Helen prayed to a god she didn’t even think she believed in.

“I won’t break my promise,” Campbell said. “I will be merciful and quick.”

Helen thought, I’m going to die now, but then she opened her eyes. And she saw—

She saw something—

—something she’d been waiting for.

“Let me say one last thing,” she bid. “You’re very smart, the letters, the phone calls and fingerprints, and especially the way you anticipated my surveillance of North.”

“You’ve already told me that. Please don’t beg for your life. It will soil my opinion of you.”

“But what you’re not considering is the fact that I anticipated something too.”

Campbell paused. The knife glinted. “What?”

“The state psychiatrist told me that serial-killers crave power rooted in fear, and the greatest display of that power eventually arrives when the killer seeks to kill those who’re after him, like what you just said: the hunter destroyed by the hunted. So it was logical for me to assume that you might try this.”

Campbell squinted at her.

“So I took a precaution,” she continued. “And when you were getting your…sandwich…I regained enough use of my arms to activate that precaution.”

Campbell peered. “What?

Helen opened the locket on her chest. The picture of her father was long gone; instead it was replaced by something else.

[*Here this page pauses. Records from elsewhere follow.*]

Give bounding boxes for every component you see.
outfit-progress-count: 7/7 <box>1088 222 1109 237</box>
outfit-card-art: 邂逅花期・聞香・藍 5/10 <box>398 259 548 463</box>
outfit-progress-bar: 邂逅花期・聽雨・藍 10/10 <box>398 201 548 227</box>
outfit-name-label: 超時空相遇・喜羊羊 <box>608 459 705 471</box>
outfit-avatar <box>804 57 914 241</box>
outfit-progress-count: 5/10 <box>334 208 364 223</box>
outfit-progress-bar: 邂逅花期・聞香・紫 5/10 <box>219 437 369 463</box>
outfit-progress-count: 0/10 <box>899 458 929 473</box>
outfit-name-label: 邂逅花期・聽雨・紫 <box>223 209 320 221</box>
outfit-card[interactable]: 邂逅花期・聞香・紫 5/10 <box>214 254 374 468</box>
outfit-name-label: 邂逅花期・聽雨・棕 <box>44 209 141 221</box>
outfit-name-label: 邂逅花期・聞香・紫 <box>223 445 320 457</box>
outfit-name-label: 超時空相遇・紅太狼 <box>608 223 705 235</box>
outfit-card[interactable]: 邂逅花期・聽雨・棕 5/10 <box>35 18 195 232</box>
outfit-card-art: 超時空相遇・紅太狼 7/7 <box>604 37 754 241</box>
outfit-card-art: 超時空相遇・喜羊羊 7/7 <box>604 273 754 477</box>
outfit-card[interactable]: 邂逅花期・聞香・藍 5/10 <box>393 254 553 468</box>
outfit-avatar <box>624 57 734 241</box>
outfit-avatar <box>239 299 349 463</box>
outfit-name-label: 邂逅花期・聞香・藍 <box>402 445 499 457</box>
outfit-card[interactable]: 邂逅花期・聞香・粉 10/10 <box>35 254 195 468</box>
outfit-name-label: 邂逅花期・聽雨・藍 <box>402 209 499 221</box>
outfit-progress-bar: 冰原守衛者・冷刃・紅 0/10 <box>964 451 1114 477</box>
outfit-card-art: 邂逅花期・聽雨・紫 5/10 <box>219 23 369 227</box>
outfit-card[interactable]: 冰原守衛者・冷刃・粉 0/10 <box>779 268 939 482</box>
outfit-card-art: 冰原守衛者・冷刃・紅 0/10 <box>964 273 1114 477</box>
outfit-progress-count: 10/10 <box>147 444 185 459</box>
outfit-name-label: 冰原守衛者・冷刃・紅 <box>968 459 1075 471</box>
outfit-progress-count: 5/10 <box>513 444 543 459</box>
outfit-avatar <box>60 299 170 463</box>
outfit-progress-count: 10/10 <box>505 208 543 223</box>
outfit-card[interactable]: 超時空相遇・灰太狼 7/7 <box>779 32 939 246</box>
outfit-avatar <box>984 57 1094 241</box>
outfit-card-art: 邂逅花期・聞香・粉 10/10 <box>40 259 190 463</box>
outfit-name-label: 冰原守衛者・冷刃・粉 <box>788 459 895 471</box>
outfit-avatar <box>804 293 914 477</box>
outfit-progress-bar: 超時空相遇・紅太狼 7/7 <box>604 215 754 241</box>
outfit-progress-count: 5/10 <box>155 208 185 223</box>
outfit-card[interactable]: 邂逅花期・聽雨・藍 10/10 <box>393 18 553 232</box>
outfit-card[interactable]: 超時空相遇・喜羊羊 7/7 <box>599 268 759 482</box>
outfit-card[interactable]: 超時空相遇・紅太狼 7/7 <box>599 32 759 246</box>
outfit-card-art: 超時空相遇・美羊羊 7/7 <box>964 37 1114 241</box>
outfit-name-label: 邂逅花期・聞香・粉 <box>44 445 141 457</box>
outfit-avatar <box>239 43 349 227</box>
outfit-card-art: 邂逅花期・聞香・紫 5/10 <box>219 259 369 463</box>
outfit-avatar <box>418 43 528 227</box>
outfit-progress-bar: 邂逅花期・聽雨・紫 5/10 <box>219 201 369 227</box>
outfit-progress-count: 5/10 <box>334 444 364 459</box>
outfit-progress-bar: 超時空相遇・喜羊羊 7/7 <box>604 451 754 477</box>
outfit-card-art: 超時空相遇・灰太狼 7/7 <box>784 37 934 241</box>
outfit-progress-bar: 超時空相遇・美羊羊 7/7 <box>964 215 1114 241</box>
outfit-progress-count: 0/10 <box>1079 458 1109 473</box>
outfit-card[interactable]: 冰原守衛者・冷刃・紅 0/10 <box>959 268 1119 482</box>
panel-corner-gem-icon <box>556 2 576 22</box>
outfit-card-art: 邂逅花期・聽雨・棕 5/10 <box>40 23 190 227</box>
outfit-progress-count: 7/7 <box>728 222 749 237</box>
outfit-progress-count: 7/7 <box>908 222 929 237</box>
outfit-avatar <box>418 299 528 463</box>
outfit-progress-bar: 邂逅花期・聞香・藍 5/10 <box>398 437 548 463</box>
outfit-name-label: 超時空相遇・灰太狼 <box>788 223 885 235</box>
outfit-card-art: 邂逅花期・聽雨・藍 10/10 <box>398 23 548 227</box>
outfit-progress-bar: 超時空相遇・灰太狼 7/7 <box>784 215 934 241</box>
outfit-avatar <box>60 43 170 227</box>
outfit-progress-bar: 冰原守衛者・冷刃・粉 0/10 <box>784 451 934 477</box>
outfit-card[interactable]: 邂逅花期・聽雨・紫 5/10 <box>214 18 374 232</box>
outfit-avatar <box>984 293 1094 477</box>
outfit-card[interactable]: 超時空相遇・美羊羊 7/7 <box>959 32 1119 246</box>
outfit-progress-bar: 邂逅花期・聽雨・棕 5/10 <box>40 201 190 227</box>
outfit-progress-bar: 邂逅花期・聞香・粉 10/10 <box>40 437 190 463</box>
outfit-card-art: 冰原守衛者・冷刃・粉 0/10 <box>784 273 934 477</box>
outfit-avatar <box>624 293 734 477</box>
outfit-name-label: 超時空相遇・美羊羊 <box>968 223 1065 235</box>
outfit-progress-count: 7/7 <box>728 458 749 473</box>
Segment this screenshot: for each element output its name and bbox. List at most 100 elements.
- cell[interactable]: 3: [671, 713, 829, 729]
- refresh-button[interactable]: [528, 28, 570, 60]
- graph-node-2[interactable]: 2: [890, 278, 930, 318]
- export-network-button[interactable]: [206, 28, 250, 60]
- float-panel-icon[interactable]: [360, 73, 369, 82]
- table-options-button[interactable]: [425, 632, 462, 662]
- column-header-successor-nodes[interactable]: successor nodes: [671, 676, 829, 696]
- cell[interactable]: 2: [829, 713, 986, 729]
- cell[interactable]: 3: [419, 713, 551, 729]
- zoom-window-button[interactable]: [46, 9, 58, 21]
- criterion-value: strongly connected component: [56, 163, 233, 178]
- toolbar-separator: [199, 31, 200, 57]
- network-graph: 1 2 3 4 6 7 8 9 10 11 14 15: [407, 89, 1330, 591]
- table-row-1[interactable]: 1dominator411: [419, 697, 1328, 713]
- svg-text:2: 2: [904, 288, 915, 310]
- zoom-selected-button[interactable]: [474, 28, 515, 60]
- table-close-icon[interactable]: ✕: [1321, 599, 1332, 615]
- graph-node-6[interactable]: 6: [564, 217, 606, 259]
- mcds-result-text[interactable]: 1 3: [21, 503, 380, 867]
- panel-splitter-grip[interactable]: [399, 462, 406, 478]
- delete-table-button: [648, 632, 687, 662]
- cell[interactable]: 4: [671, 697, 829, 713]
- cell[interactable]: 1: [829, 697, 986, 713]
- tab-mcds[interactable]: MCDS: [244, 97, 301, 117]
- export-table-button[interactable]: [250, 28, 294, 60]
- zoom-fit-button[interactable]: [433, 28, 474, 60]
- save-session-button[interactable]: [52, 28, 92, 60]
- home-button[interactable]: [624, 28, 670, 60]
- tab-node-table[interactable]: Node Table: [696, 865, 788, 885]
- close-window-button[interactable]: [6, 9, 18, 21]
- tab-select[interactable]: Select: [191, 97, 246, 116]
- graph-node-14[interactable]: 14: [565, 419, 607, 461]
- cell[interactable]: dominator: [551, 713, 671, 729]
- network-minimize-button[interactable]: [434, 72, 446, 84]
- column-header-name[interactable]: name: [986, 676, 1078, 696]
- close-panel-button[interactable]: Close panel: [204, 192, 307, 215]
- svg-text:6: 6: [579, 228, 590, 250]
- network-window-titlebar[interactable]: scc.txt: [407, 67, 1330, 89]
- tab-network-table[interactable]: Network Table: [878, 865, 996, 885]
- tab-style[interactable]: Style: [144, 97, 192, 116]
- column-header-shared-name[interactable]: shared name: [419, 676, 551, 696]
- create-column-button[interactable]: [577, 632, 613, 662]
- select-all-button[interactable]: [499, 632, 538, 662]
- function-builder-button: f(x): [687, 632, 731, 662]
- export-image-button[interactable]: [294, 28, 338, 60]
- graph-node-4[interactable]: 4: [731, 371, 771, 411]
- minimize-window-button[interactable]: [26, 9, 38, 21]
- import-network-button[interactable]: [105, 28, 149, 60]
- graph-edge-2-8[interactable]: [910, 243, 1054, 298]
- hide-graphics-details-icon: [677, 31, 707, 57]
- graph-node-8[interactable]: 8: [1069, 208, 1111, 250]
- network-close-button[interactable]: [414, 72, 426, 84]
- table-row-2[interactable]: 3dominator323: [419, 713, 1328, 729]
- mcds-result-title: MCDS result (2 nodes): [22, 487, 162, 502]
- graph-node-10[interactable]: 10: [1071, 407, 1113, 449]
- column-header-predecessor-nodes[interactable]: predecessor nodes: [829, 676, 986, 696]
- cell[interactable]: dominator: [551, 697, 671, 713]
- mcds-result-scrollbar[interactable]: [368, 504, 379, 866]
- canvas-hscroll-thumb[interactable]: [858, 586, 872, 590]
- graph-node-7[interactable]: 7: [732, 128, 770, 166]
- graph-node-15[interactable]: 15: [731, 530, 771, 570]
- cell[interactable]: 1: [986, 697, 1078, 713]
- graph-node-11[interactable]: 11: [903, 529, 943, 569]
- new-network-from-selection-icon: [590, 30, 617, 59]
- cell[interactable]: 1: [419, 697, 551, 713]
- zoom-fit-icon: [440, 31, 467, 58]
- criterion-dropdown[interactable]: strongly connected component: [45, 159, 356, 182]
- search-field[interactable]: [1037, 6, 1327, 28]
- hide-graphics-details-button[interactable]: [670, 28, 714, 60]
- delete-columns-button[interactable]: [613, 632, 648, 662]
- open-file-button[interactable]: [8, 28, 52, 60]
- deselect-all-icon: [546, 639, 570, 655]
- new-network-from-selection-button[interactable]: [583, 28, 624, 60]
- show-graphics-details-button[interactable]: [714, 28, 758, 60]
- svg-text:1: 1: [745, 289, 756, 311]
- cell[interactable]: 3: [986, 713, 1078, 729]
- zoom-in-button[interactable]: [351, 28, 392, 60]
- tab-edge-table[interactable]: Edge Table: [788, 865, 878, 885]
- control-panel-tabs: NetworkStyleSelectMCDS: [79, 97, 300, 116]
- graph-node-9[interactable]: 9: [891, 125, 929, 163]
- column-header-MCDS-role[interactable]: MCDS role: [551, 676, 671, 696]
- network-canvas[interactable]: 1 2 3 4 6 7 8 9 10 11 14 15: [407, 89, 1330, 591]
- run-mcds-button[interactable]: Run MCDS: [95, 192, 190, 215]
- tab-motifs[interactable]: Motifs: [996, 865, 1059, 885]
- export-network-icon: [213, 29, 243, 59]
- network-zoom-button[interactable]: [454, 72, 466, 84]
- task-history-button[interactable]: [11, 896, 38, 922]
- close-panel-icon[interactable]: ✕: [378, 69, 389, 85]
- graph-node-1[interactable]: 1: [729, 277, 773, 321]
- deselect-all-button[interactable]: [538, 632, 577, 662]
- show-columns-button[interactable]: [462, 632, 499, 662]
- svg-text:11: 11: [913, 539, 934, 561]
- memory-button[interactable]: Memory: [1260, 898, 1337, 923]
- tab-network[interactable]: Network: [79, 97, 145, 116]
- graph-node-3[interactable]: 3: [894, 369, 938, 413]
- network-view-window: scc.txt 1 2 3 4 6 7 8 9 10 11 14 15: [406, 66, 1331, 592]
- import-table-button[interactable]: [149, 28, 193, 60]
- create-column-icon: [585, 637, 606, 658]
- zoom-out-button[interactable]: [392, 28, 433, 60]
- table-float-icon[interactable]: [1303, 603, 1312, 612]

A nickel shaped metal disk, with a gridded button on it.

“This is a direction-finding transponder,” she told him, “identical to the one I used on North’s car. Except this one has a distress frequency which relays back to state police headquarters. I was able to activate the distress switch when you went to the kitchen.”

“You’re…lying,” he murmured.

“Right now there are probably fifty tactical police officers surrounding this house,” Helen said.